Another of the patients who underwent the treatment, Wayne Thompson, said he had noticed an immediate effect after the operation.Seeing stars
"My colour vision improved. Trees and flowers seemed much more vivid and I was able to see stars for the first time since I was 17 when my vision began to deteriorate," he told BBC News.
Mr Thomson said he had spent his life resigned to the fact that he would go blind.
"I've lived the last 25 years with the certainty that I am going to go blind and now (after the operation) there is the possibility that I will hang on to my sight," he said.
When Mr Thompson was first diagnosed, he was told that he would not be able to see his daughter, who is now nine, grow up.
"Now I hope I'll see my grandchildren grow up," he told BBC News.
If the improvements seen in the patients continue, the aim will be to offer the treatment to younger choroideremia patients to prevent them from losing their sight.
The condition is relatively rare: it is thought to affect a thousand people in the UK.
But Professor MacLaren believes that success with choroideremia demonstrates the principle that gene therapy could be used to cure other forms of genetic blindness including age-related macular degeneration.

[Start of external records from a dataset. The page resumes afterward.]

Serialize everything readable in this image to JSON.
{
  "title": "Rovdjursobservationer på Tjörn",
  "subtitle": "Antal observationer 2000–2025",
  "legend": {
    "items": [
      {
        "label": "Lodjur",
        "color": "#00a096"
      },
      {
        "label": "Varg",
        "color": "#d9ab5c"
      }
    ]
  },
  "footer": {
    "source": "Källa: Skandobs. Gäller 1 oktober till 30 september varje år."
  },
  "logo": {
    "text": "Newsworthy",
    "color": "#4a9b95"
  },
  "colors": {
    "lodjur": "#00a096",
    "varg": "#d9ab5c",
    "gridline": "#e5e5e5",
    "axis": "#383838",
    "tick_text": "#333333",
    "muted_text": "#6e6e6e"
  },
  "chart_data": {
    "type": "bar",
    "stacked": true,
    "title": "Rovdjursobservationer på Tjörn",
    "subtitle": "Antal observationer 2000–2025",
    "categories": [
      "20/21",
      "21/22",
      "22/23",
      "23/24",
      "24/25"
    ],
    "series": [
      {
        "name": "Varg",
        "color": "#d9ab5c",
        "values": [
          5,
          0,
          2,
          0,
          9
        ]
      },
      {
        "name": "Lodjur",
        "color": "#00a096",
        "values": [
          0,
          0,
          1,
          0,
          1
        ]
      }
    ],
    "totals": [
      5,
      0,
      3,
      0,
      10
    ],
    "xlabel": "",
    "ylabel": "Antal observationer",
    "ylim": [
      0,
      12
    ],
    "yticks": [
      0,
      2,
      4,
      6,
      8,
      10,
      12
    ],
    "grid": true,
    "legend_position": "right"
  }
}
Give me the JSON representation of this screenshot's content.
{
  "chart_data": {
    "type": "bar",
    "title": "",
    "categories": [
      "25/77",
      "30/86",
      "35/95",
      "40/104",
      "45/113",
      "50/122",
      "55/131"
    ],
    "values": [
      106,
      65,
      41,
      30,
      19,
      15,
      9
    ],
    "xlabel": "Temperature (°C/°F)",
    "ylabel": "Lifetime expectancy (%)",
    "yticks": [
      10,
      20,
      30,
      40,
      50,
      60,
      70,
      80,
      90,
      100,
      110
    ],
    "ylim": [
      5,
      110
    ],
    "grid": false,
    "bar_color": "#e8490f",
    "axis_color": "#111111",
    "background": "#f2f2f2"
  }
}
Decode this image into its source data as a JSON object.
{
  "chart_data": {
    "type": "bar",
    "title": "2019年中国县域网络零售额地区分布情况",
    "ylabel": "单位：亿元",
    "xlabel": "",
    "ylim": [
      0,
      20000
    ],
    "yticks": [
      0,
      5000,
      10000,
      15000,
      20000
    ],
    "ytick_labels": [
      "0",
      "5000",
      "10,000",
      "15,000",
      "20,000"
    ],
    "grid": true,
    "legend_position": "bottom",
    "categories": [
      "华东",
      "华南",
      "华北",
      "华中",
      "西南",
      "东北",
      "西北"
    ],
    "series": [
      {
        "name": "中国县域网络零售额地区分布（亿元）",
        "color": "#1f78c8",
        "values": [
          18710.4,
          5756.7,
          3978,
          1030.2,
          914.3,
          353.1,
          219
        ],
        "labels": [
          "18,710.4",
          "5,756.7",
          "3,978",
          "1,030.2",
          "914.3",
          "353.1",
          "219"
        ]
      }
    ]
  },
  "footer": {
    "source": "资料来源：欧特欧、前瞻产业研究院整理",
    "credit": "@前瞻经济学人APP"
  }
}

This condition causes blindness in 300,000 people in Britain and causes a deterioration in the vision of one in four people over the age of 75.
"The mechanisms of choroideremia and what we are trying to do with the treatment would broadly be applicable to more common causes of blindness," the professor explained.
"Choroideremia shows some similarities with macular degeneration in that we are targeting the same cells. We don't yet know which genes to target for macular degeneration but we do know now how to do it and how to put the genes back in."
Clara Aglen of the Royal National Institute of Blind People is also cautiously optimistic.
She told BBC News: "It is at an early stage at the moment, but it does offer hope for other conditions that have a genetic basis such as macular degeneration and glaucoma.
"As this process advances there is hope that it could be transferred across and provide a cure for these common causes of blindness."